Below are some very early thoughts and reflections on my first experience using video as part of a participatory research methodology. Comments, ideas and suggestions would be very welcome.
On 29 January I helped organise a participatory video workshop with 18 refugees, asylum seekers and migrant workers, and two of their British friends. The other main organisers were workers from the International Community Organisation of Sunderland, the Regional Refugee Forum North East, and professional film-maker Elvis Katotoe, himself a refugee from DRCongo. This is part of the first stage of a programme of research that aims to explore the meaning of the ‘age of austerity’ for recent international migrants in North East England, encompassing unprecedented cuts to state welfare services and funding for third sector organisations, high unemployment and reductions in public and private sector pay, pensions, benefits and conditions. The aim for this workshop was to start with the everyday challenges and problems people are facing, rather than with pre-determined concepts and categories (such as employment, welfare services, housing, etc), and to use the insights produced through the workshop to shape the categories and questions that we will use in the next stage of the research. The methodology we used drew heavily on the work of Claudia Mitchell and Naydene de Lange.
The day began with introductions, an explanation of the purpose of the research and discussion and agreement of groundrules. Participants were asked quite detailed questions about the video element, including whether they were happy to be filmed and separate questions on whether they consented to have footage of themselves shown in a variety of ways, including at conferences, community events within Britain, and online. We then had an open discussion around the table, lasting about an hour and half, about people’s experiences of living in the North East over the last few years. Much of the discussion focused on employment, including exclusion from paid work as a result of immigration status, difficulties finding paid work even for those who had a legal ‘right to work’, experiences of discrimination within employment, and the process by which some migrants decide they have little alternative but attempt to make a living through self-employment. Other issues that were covered were grouped through the discussion into a series of headings written up on a sheet of flipchart paper:
- Experiences within employment
- Changes to ESOL funding
- Reductions in integration-related funding for voluntary and community sectors
- Lack of cultural sensitivity
- Scapegoating for the economic crisis
- Non-acceptance of some qualifications from outside the UK
- The need for education to support integration
- Lack of access/funding for migrants to study at university
– Benefits Cap
- The impact on large families
- Stigma associated with particular postcodes
- Housing benefit changes
– Media representations of migrants
– Unemployment and incapacity support
Many of these overlapped in multiple ways in people’s lived experiences, but separating them in this way was an attempt to identify three core themes that could provide the focus for videos produced by the participants. Workshop participants were then asked to ‘vote’ for the issue they thought was most pressing to discuss further, by placing a coloured sticker on the relevant part of the flipchart paper. The issues that received most votes in order were:
- Integration (5)
- Discrimination (4)
- Employment (3)
- Education and Unemployment/Incapacity Support (2 each)
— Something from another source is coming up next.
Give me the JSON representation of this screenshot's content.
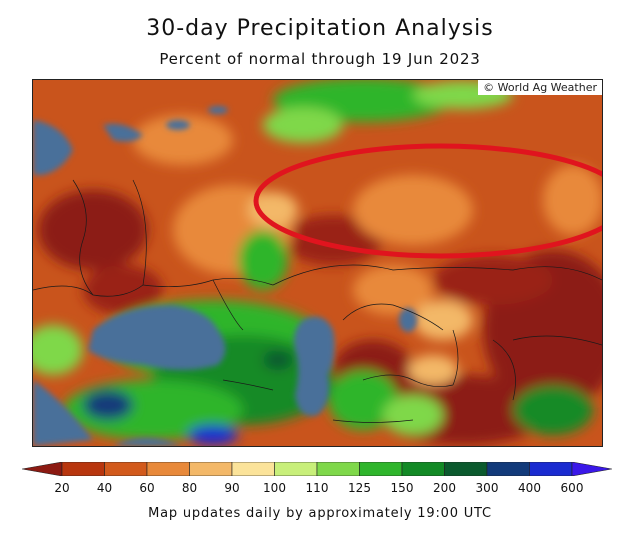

In order to not leave out any of these issues, we combined themes into:
– integration and discrimination
– employment and unemployment/incapacity support
After some lunch, the participants broke into three groups and each was given the task of producing a short video on one of the three themes, with the option to present this as a dramatisation or documentary style. We had intended to use a ‘No Editing Required’ method for the filming, but this didn’t really work out as we had expected. Two out of the three groups decided to film themselves speaking about their views and experiences, rather a more fictionalised and therefore distanced approach that would draw on participants’ experiences but obscure the relationship between the participants and specific individuals and events. Although the participants were making the films with a view to them being shown publicly, one participant has already been in touch to ask for part of the footage to be removed where they are recounting an experience of institutional racism that involved an identifiable individual.
Participants have now been invited to an editing workshop on 27 February, where the intention is to streamline each of the films, and build around them a ‘composite video’ that also includes background contextual information and footage of the focus group discussion and other aspects of the process of the video workshop. Our aim was then to screen this video to audiences of migrants in different parts of the region, and to use it as a starting point for discussion and comparisons with the experiences of audience members. Given the ethical issues in the way this process has played out, we may have to think again and discuss with the participants how the footage will be used. One possibility is to take the approach of the ‘Irregular Voices’ project, which has used interviews to construct scripts performed by actors, to produce videos that convey the immediacy of listening to an individual’s story while maintaining the anonymity of the real individuals who were interviewed. Alternatively, where participants want to appear directly we might be able to use some of the video footage from the workshop but be selective and creative in how it is put together. However, both of these options have down-sides in terms of breaking the continuity of individuals’ narratives and adding layers of our own interpretation on top of and in between what the participants want to present. Clearly we will need to give a lot more thought to this, and very probably add additional stages to the process before we reach a stage of having something that can be shared publicly. I would be very interested in comments or suggestions that anybody reading this might have.
1. Mitchell, C. and N. de Lange, Community-Based Participatory Video and Social Action in Rural South Africa, in The SAGE Handbook of Visual Research Methods, E. Margolis and L. Pauwels, Editors. 2011, SAGE: London. p. 171-185.